Concordo com o que diz Érico Veríssimo, através de um dos seus personagens, no romance “Olhai os lírios do campo”: “Olha as estrelas. Sempre há esperança na vida”. Num universo tão imenso – de uma grandiosidade que a nossa mente até é incapaz de abarcar e entender – e embora não passemos, nele, de infinitésima partícula, temos o privilégio de existir. E de ter noção dessa existência. Por pior que seja a nossa situação, a solução para nossos males pode estar próxima, no segundo seguinte..
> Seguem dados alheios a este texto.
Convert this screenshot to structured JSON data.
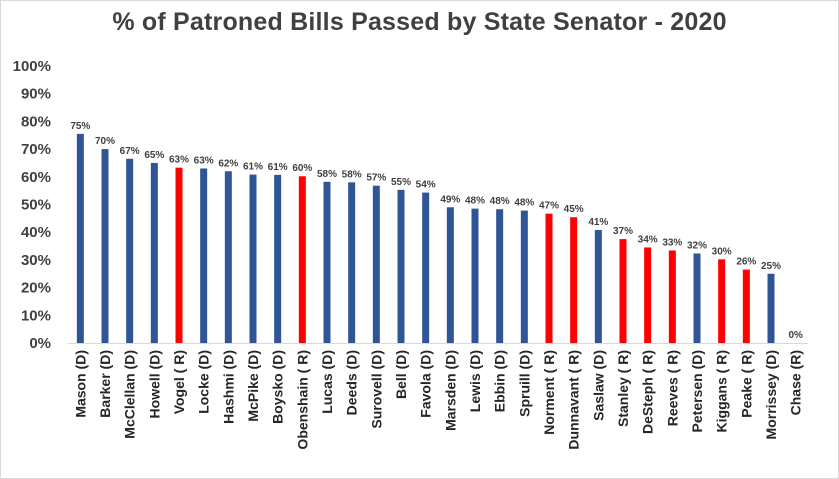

O ser humano, obra-prima da criação, não foi feito, apenas, para viver um cotidiano tedioso e banal, em um mundo repleto de violência, misérias e injustiças. Todavia, para que alcance a grandeza que lhe foi destinada, para que conquiste a nobreza da qual possui pleno potencial, tem que mudar. Precisa evoluir, e muito, mental, espiritual e comportamentalmente. Tem que dominar seus instintos. Deve exercitar, em toda a sua plenitude, com constância e de forma incansável, a capacidade de amar. Precisa cultivar valores, como a bondade, solidariedade, justiça e fé e exercitá-los no dia a dia, transmitindo-os às novas gerações. O poeta Mauro Sampaio diz isso de forma sábia e bela, nestes versos do seu poema “Esperança”: “Um dia/os montes se abaterão aos nossos pés/e levantaremos do chão as estrelas caídas!”. Compete ao ser humano identificar, valorizar e viver a plena felicidade, que existe, latente, dentro de si.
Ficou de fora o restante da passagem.